The challenges ahead for liner companies are mostly prevalent through deploying capacity in a market with faltering demand from continued macroeconomic pressures, an analysis by David Lademan, Usama Khalid, Laura Robb, Tanya Kalra and Ayush Verma said on the company’s website.
As demand continues to falter and the 2M Alliance–formed in 2015 between the Danish shipping line Maersk and the Swiss-Italian shipping company Mediterranean Shipping Co (MSC) covering Asia-Europe, trans-Pacific and trans-Atlantic trade routes–inches toward its 2025 dissolution, the break-up’s effects on rates, capacity and other alliances will be major market factors for several years, the authors noted.
A significant flurry of new ships is expected to hit the waters this year, which will require more capacity management requirements.
For vessel orders placed so far in 2023, methanol-capable engines have increased to account for 68 per cent of tonnage on the order book, according to Braemar shipbrokers.
Greenhouse gas intensity in the EU is to be cut by 2 per cent from 2025 under FuelEU Maritime regulation, which would affect the usage of the more abundant fossil-fuel methanol and dissuade its usage in the EU.
With nearly 12 per cent of the global fleet having reached its scrapping age, scrapping activity will likely require a significant uptick in the coming months, after liner companies held off in the past due to strong market conditions, including elevated demand and historically high freight rates delaying scrapping and demolition activity, the authors noted.
With the bull phase now over, many players in the market expected demolition activity to pick up pace this year, but so far only 12 ships have been demolished, according to Sea-web. Only five ships were demolished in 2022.
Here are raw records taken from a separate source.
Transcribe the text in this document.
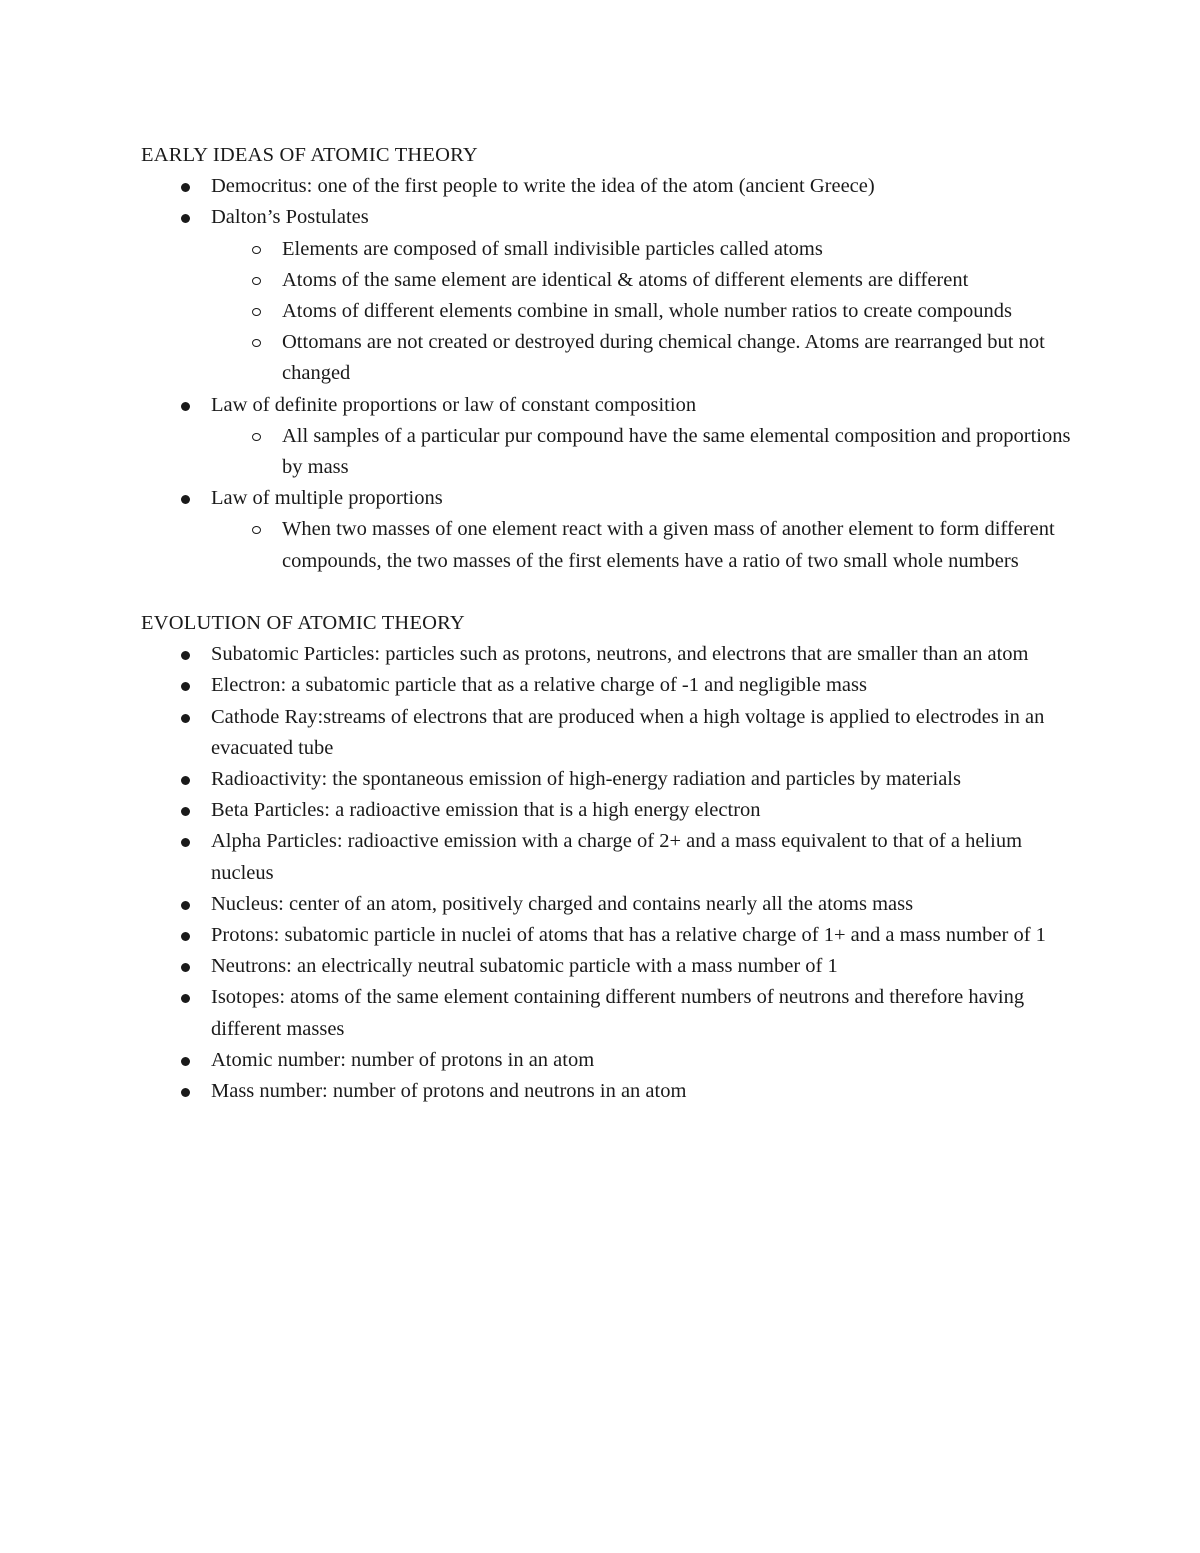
EARLY IDEAS OF ATOMIC THEORY
Democritus: one of the first people to write the idea of the atom (ancient Greece)
Dalton’s Postulates
Elements are composed of small indivisible particles called atoms
Atoms of the same element are identical & atoms of different elements are different
Atoms of different elements combine in small, whole number ratios to create compounds
Ottomans are not created or destroyed during chemical change. Atoms are rearranged but not changed
Law of definite proportions or law of constant composition
All samples of a particular pur compound have the same elemental composition and proportions by mass
Law of multiple proportions
When two masses of one element react with a given mass of another element to form different compounds, the two masses of the first elements have a ratio of two small whole numbers
EVOLUTION OF ATOMIC THEORY
Subatomic Particles: particles such as protons, neutrons, and electrons that are smaller than an atom
Electron: a subatomic particle that as a relative charge of -1 and negligible mass
Cathode Ray:streams of electrons that are produced when a high voltage is applied to electrodes in an evacuated tube
Radioactivity: the spontaneous emission of high-energy radiation and particles by materials
Beta Particles: a radioactive emission that is a high energy electron
Alpha Particles: radioactive emission with a charge of 2+ and a mass equivalent to that of a helium nucleus
Nucleus: center of an atom, positively charged and contains nearly all the atoms mass
Protons: subatomic particle in nuclei of atoms that has a relative charge of 1+ and a mass number of 1
Neutrons: an electrically neutral subatomic particle with a mass number of 1
Isotopes: atoms of the same element containing different numbers of neutrons and therefore having different masses
Atomic number: number of protons in an atom
Mass number: number of protons and neutrons in an atom
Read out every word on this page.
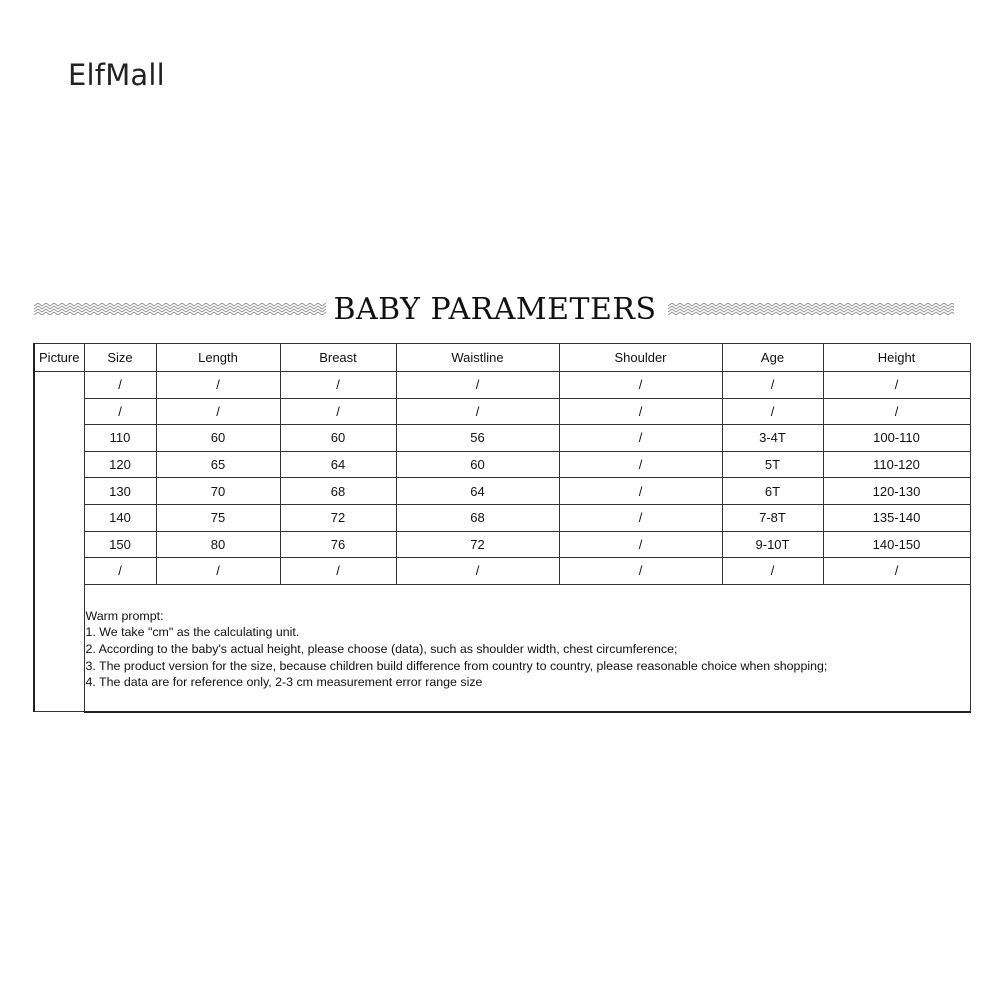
ElfMall
BABY PARAMETERS
Picture	Size	Length	Breast	Waistline	Shoulder	Age	Height
	/	/	/	/	/	/	/
	/	/	/	/	/	/	/
	110	60	60	56	/	3-4T	100-110
	120	65	64	60	/	5T	110-120
	130	70	68	64	/	6T	120-130
	140	75	72	68	/	7-8T	135-140
	150	80	76	72	/	9-10T	140-150
	/	/	/	/	/	/	/

	Warm prompt:
1. We take "cm" as the calculating unit.
2. According to the baby's actual height, please choose (data), such as shoulder width, chest circumference;
3. The product version for the size, because children build difference from country to country, please reasonable choice when shopping;
4. The data are for reference only, 2-3 cm measurement error range size						
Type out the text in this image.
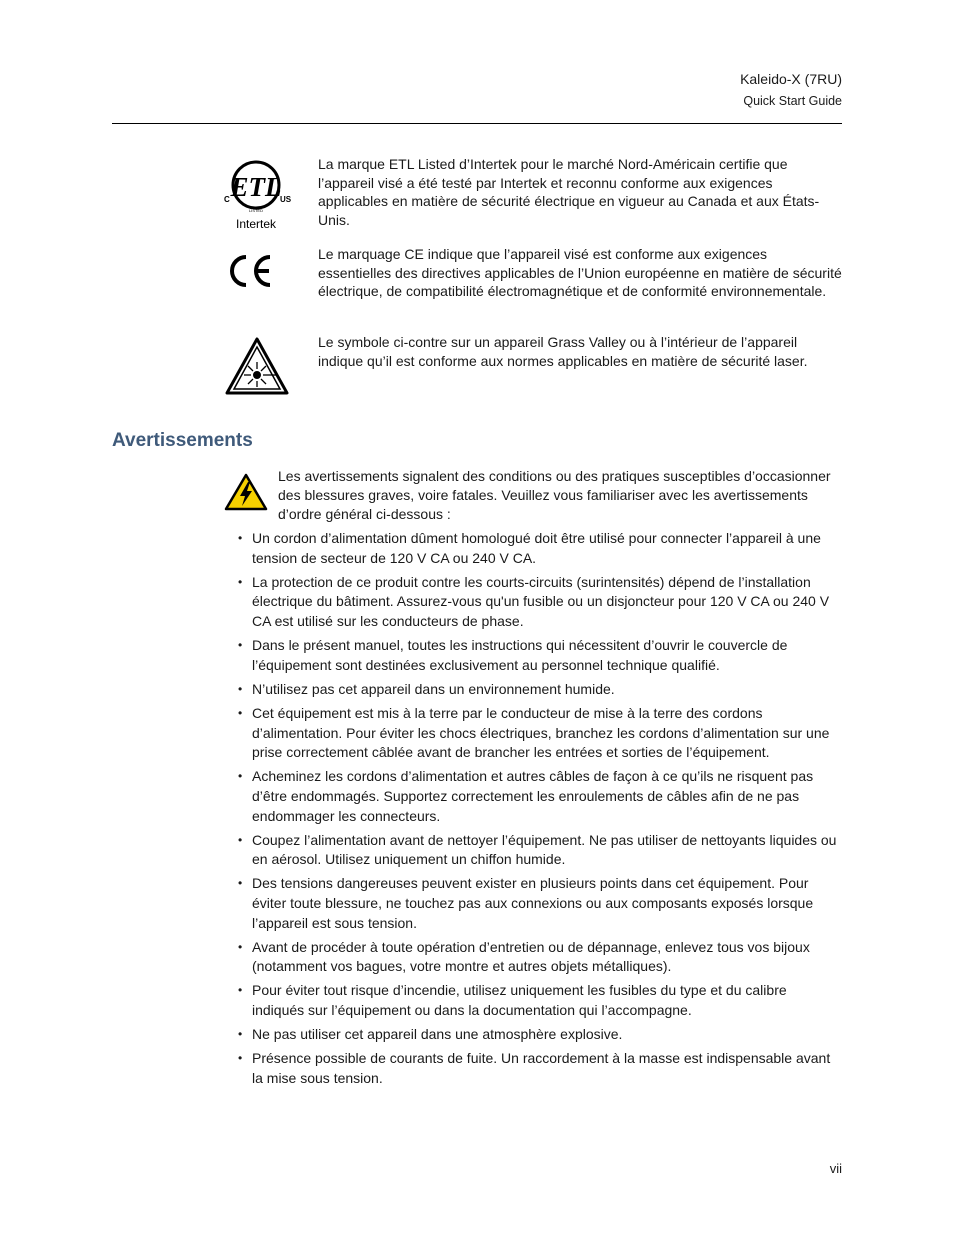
Kaleido-X (7RU)
Quick Start Guide
ETL
C	US
LISTED
Intertek
La marque ETL Listed d’Intertek pour le marché Nord-Américain certifie que l’appareil visé a été testé par Intertek et reconnu conforme aux exigences applicables en matière de sécurité électrique en vigueur au Canada et aux États-Unis.
Le marquage CE indique que l’appareil visé est conforme aux exigences essentielles des directives applicables de l’Union européenne en matière de sécurité électrique, de compatibilité électromagnétique et de conformité environnementale.
Le symbole ci-contre sur un appareil Grass Valley ou à l’intérieur de l’appareil indique qu’il est conforme aux normes applicables en matière de sécurité laser.
Avertissements
Les avertissements signalent des conditions ou des pratiques susceptibles d’occasionner des blessures graves, voire fatales. Veuillez vous familiariser avec les avertissements d’ordre général ci-dessous :
• Un cordon d’alimentation dûment homologué doit être utilisé pour connecter l’appareil à une tension de secteur de 120 V CA ou 240 V CA.
• La protection de ce produit contre les courts-circuits (surintensités) dépend de l’installation électrique du bâtiment. Assurez-vous qu'un fusible ou un disjoncteur pour 120 V CA ou 240 V CA est utilisé sur les conducteurs de phase.
• Dans le présent manuel, toutes les instructions qui nécessitent d’ouvrir le couvercle de l’équipement sont destinées exclusivement au personnel technique qualifié.
• N’utilisez pas cet appareil dans un environnement humide.
• Cet équipement est mis à la terre par le conducteur de mise à la terre des cordons d’alimentation. Pour éviter les chocs électriques, branchez les cordons d’alimentation sur une prise correctement câblée avant de brancher les entrées et sorties de l’équipement.
• Acheminez les cordons d’alimentation et autres câbles de façon à ce qu’ils ne risquent pas d’être endommagés. Supportez correctement les enroulements de câbles afin de ne pas endommager les connecteurs.
• Coupez l’alimentation avant de nettoyer l’équipement. Ne pas utiliser de nettoyants liquides ou en aérosol. Utilisez uniquement un chiffon humide.
• Des tensions dangereuses peuvent exister en plusieurs points dans cet équipement. Pour éviter toute blessure, ne touchez pas aux connexions ou aux composants exposés lorsque l’appareil est sous tension.
• Avant de procéder à toute opération d’entretien ou de dépannage, enlevez tous vos bijoux (notamment vos bagues, votre montre et autres objets métalliques).
• Pour éviter tout risque d’incendie, utilisez uniquement les fusibles du type et du calibre indiqués sur l’équipement ou dans la documentation qui l’accompagne.
• Ne pas utiliser cet appareil dans une atmosphère explosive.
• Présence possible de courants de fuite. Un raccordement à la masse est indispensable avant la mise sous tension.
vii
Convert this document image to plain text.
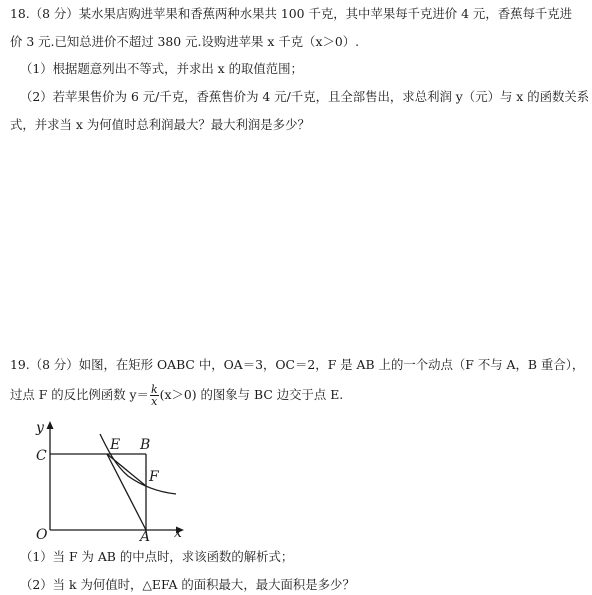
18.（8 分）某水果店购进苹果和香蕉两种水果共 100 千克，其中苹果每千克进价 4 元，香蕉每千克进
价 3 元.已知总进价不超过 380 元.设购进苹果 x 千克（x＞0）.
（1）根据题意列出不等式，并求出 x 的取值范围；
（2）若苹果售价为 6 元/千克，香蕉售价为 4 元/千克，且全部售出，求总利润 y（元）与 x 的函数关系
式，并求当 x 为何值时总利润最大？最大利润是多少？
19.（8 分）如图，在矩形 OABC 中，OA＝3，OC＝2，F 是 AB 上的一个动点（F 不与 A，B 重合），
过点 F 的反比例函数 $y= \frac{k}{x} (x>0)$ 的图象与 BC 边交于点 E.
y
C
O
E B
F
A x
（1）当 F 为 AB 的中点时，求该函数的解析式；
（2）当 k 为何值时，△EFA 的面积最大，最大面积是多少？
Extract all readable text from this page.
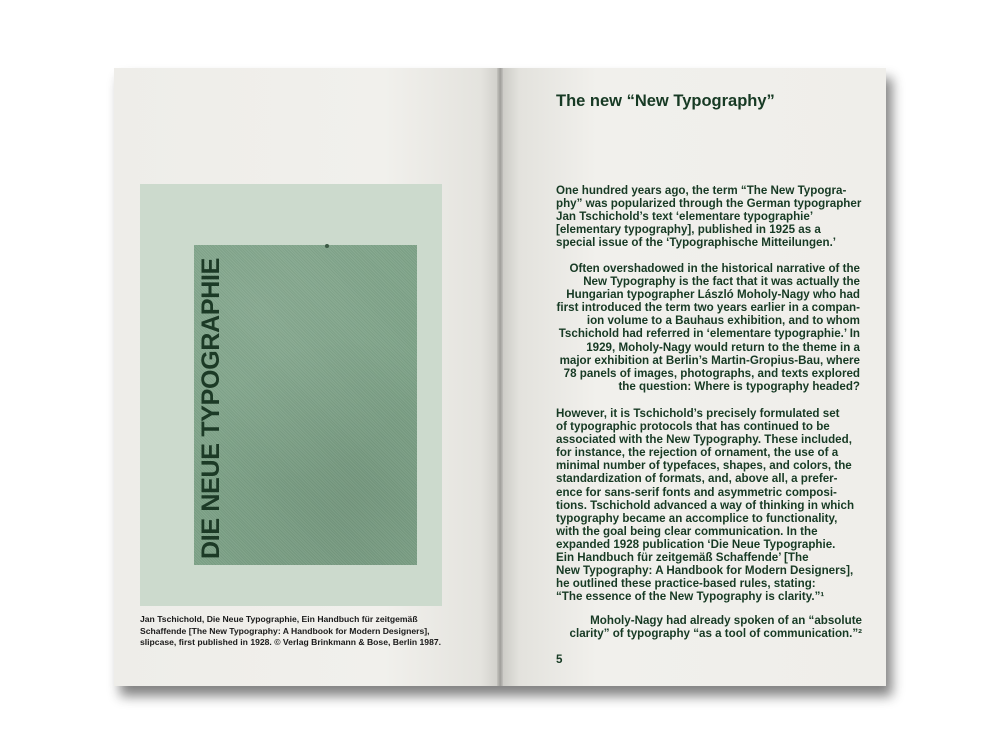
DIE NEUE TYPOGRAPHIE

Jan Tschichold, Die Neue Typographie, Ein Handbuch für zeitgemäß
Schaffende [The New Typography: A Handbook for Modern Designers],
slipcase, first published in 1928. © Verlag Brinkmann & Bose, Berlin 1987.

The new “New Typography”

One hundred years ago, the term “The New Typogra-
phy” was popularized through the German typographer
Jan Tschichold’s text ‘elementare typographie’
[elementary typography], published in 1925 as a
special issue of the ‘Typographische Mitteilungen.’

Often overshadowed in the historical narrative of the
New Typography is the fact that it was actually the
Hungarian typographer László Moholy-Nagy who had
first introduced the term two years earlier in a compan-
ion volume to a Bauhaus exhibition, and to whom
Tschichold had referred in ‘elementare typographie.’ In
1929, Moholy-Nagy would return to the theme in a
major exhibition at Berlin’s Martin-Gropius-Bau, where
78 panels of images, photographs, and texts explored
the question: Where is typography headed?

However, it is Tschichold’s precisely formulated set
of typographic protocols that has continued to be
associated with the New Typography. These included,
for instance, the rejection of ornament, the use of a
minimal number of typefaces, shapes, and colors, the
standardization of formats, and, above all, a prefer-
ence for sans-serif fonts and asymmetric composi-
tions. Tschichold advanced a way of thinking in which
typography became an accomplice to functionality,
with the goal being clear communication. In the
expanded 1928 publication ‘Die Neue Typographie.
Ein Handbuch für zeitgemäß Schaffende’ [The
New Typography: A Handbook for Modern Designers],
he outlined these practice-based rules, stating:
“The essence of the New Typography is clarity.”¹

Moholy-Nagy had already spoken of an “absolute
clarity” of typography “as a tool of communication.”²

5
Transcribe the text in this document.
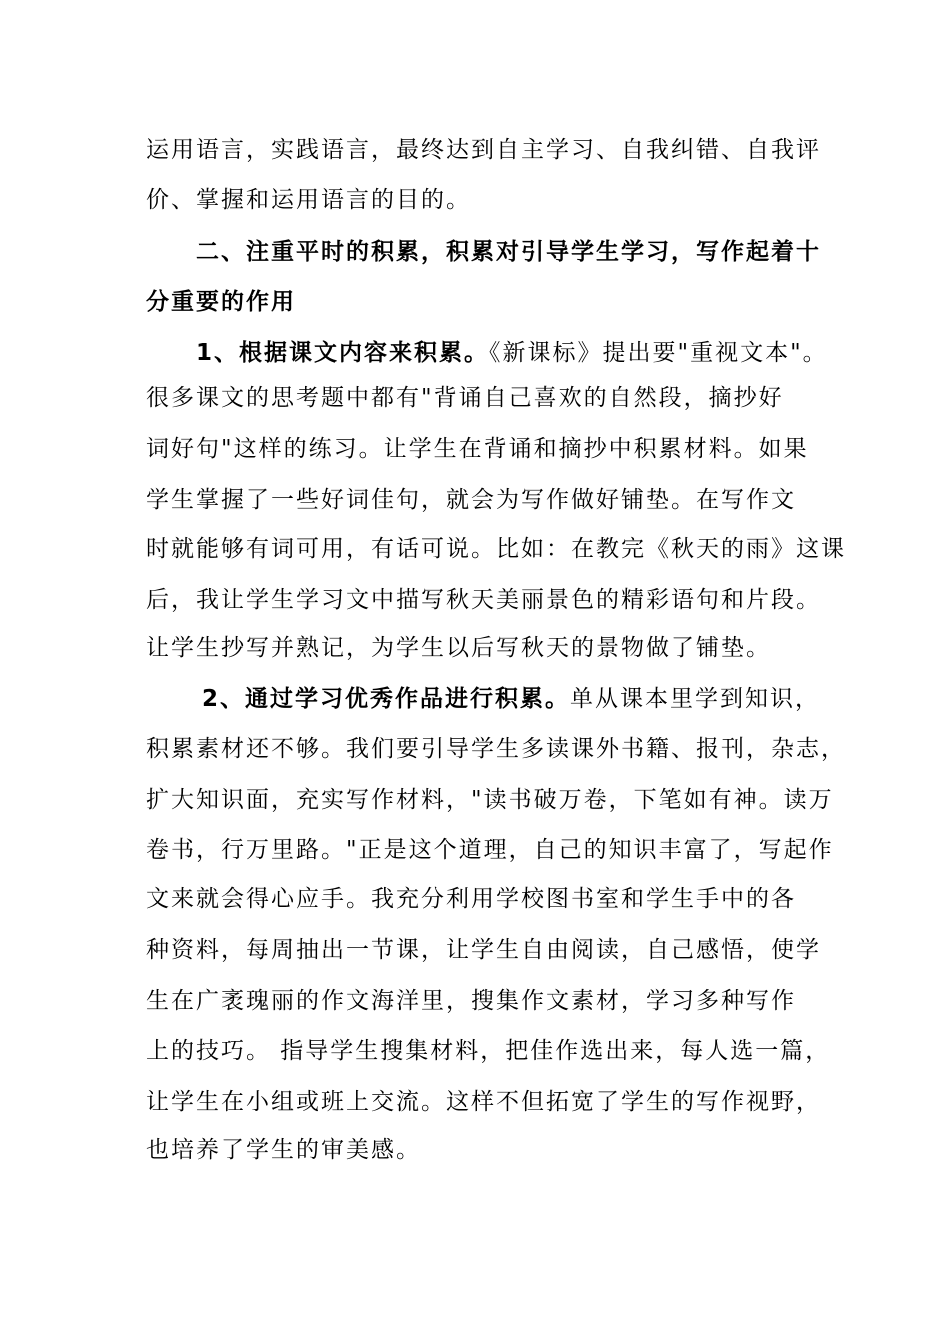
运用语言，实践语言，最终达到自主学习、自我纠错、自我评
价、掌握和运用语言的目的。
二、注重平时的积累，积累对引导学生学习，写作起着十
分重要的作用
1、根据课文内容来积累。《新课标》提出要"重视文本"。
很多课文的思考题中都有"背诵自己喜欢的自然段，摘抄好
词好句"这样的练习。让学生在背诵和摘抄中积累材料。如果
学生掌握了一些好词佳句，就会为写作做好铺垫。在写作文
时就能够有词可用，有话可说。比如：在教完《秋天的雨》这课
后，我让学生学习文中描写秋天美丽景色的精彩语句和片段。
让学生抄写并熟记，为学生以后写秋天的景物做了铺垫。
2、通过学习优秀作品进行积累。单从课本里学到知识，
积累素材还不够。我们要引导学生多读课外书籍、报刊，杂志，
扩大知识面，充实写作材料，"读书破万卷，下笔如有神。读万
卷书，行万里路。"正是这个道理，自己的知识丰富了，写起作
文来就会得心应手。我充分利用学校图书室和学生手中的各
种资料，每周抽出一节课，让学生自由阅读，自己感悟，使学
生在广袤瑰丽的作文海洋里，搜集作文素材，学习多种写作
上的技巧。 指导学生搜集材料，把佳作选出来，每人选一篇，
让学生在小组或班上交流。这样不但拓宽了学生的写作视野，
也培养了学生的审美感。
The Ocean Shipping Antitrust Enforcement Act, proposed at the US House of Representatives in March, would eliminate the antitrust exception for maritime carriers if passed.
A glimmer of hope for container demand lies in the attractive nature of box rates at present for traders, the authors noted.
As spot rates on key global container trade lanes stabilize to around pre-pandemic levels, the decontainerisation trend seen through 2020-2022 has now started reversing. Record-high container freight rates during the peak of the coronavirus pandemic saw cargo spilling over from containers to related minor bulk vessels.
Bulk freight rates are seen recovering while box rates are expected to weaken further through 2023, they added.
The global container market’s problems this year include a risk of over-capacity, methanol getting popular as a fuel and the slow pace of scrapping of old liners, S&P Global said. As demand falters and the 2M Alliance inches toward its 2025 dissolution, its effects on rates, capacity and other alliances will be major market factors for several years.